Trois choses. D’abord, des moyens. Il faut investir massivement dans les soins primaires : locaux, outils, personnels, rémunérations. Ensuite, du respect : revaloriser la médecine générale dans les discours, les formations, les représentations. Et enfin, de la souplesse intelligente : permettre aux médecins traitants de travailler en équipe, d’avoir du temps médical réel, de moduler leurs actes sans être broyés par l’administratif. Le modèle existe. Il fonctionne. Il faut juste cesser de le fragiliser. Et faire du médecin spécialiste celui qui donne son avis et prend en charge le patient en coordination avec le médecin traitant.
- Certains experts parlent de "nouvelles formes de coordination", plus horizontales, moins centrées sur le médecin traitant. Vous y êtes opposé ?

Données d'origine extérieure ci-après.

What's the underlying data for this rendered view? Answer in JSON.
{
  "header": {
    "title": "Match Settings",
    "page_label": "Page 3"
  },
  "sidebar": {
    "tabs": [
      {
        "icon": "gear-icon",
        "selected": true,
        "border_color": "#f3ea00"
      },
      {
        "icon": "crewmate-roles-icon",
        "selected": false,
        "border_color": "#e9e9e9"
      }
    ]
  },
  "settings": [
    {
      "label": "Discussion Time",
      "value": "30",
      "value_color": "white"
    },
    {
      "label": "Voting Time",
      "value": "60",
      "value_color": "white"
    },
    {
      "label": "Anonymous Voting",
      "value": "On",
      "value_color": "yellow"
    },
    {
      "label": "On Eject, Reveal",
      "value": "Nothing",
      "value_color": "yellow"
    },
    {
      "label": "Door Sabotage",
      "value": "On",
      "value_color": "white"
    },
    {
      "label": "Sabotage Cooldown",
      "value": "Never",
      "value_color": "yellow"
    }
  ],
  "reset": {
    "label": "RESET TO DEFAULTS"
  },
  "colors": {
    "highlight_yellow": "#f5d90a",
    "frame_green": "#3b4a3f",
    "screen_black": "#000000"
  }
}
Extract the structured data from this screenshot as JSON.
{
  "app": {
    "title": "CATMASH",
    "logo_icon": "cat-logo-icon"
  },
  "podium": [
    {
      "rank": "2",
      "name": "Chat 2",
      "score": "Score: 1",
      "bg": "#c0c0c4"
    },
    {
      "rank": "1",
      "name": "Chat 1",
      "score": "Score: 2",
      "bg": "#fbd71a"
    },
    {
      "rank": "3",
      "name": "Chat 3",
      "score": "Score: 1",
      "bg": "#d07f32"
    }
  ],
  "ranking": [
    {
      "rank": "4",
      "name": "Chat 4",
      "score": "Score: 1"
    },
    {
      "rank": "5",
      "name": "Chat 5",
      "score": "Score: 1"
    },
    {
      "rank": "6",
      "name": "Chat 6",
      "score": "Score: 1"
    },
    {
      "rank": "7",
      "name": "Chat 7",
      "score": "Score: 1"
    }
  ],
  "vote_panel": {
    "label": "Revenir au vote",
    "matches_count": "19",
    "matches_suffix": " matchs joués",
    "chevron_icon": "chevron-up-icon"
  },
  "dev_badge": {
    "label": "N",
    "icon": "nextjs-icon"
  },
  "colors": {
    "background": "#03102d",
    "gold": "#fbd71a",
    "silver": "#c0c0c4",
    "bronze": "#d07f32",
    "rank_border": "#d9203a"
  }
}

Je suis pour la coordination. Mais une coordination pilotée. Pas une coordination flottante. L’horizontalité n’a jamais remplacé la responsabilité.
"Dans un système de soins, il faut un chef d'orchestre"
Et dans un système de soins, il faut un chef d’orchestre. Le médecin traitant est ce chef. Il n’est pas là pour donner des ordres, mais pour assurer une cohérence. Si vous enlevez le pilote, vous avez une cacophonie. Le soin n’est pas une somme d’actes. C’est un parcours. Et un parcours sans guide, c’est un labyrinthe. Le maitre mot est la coordination : ne faisons pas du médecin traitant un distributeur de bons pour aller voir un spécialiste ! Mais au contraire : c’est celui qui oriente, qui détecte, qui suit au long cours en lien avec les spécialistes.
- Ce débat révèle aussi une tension entre technocratie et terrain, non ?
Totalement. Nous vivons une verticalisation dangereuse du système de santé. Les décisions sont prises loin du terrain, par des gens qui n’ont jamais soigné, ou plus depuis longtemps. On empile les structures et les textes… et on étouffe les acteurs. Le médecin traitant devient alors un gêneur, un ralentisseur. Mais c’est une erreur. Car c’est justement lui qui sait où sont les vrais besoins, les vraies urgences, les vraies ressources. Le mépriser, c’est se couper du réel.
- Est-ce que cette remise en cause est le signe d’un tournant plus large dans l’organisation des soins ?
C’est le symptôme d’un glissement. On passe d’un système de soin fondé sur la relation humaine à un système fondé sur le parcours abstrait. On veut de la fluidité, de la data, de la régulation automatique. Et on oublie que la santé, ce n’est pas une chaîne logistique industrielle.
Le médecin traitant, "un pilier, un rempart, une chance"
C’est une histoire humaine. On oublie aussi que le médecin traitant n’est pas un obstacle au progrès : il travaille avec des infirmiers, des pharmaciens, des assistants médicaux, de la télémédecine… à condition qu’on lui donne les moyens d’être encore ce repère.
- Si vous aviez l’Académie de médecine devant vous, que lui diriez-vous ?
Je lui dirais : relisez la littérature. Regardez les systèmes de santé qui fonctionnent le mieux dans le monde. Tous ont une médecine générale forte. Tous ont des médecins de premier recours reconnus. Tous investissent dans la coordination médicale, pas dans son contournement. Le médecin traitant « à la française » est un concept différent du gate keeper anglais ! Et je lui dirais aussi : venez sur le terrain. Venez voir ce que fait un médecin traitant dans une maison de santé, un désert médical, un quartier populaire. Vous verrez que ce n’est pas un "handicap". C’est un pilier, un rempart, une chance.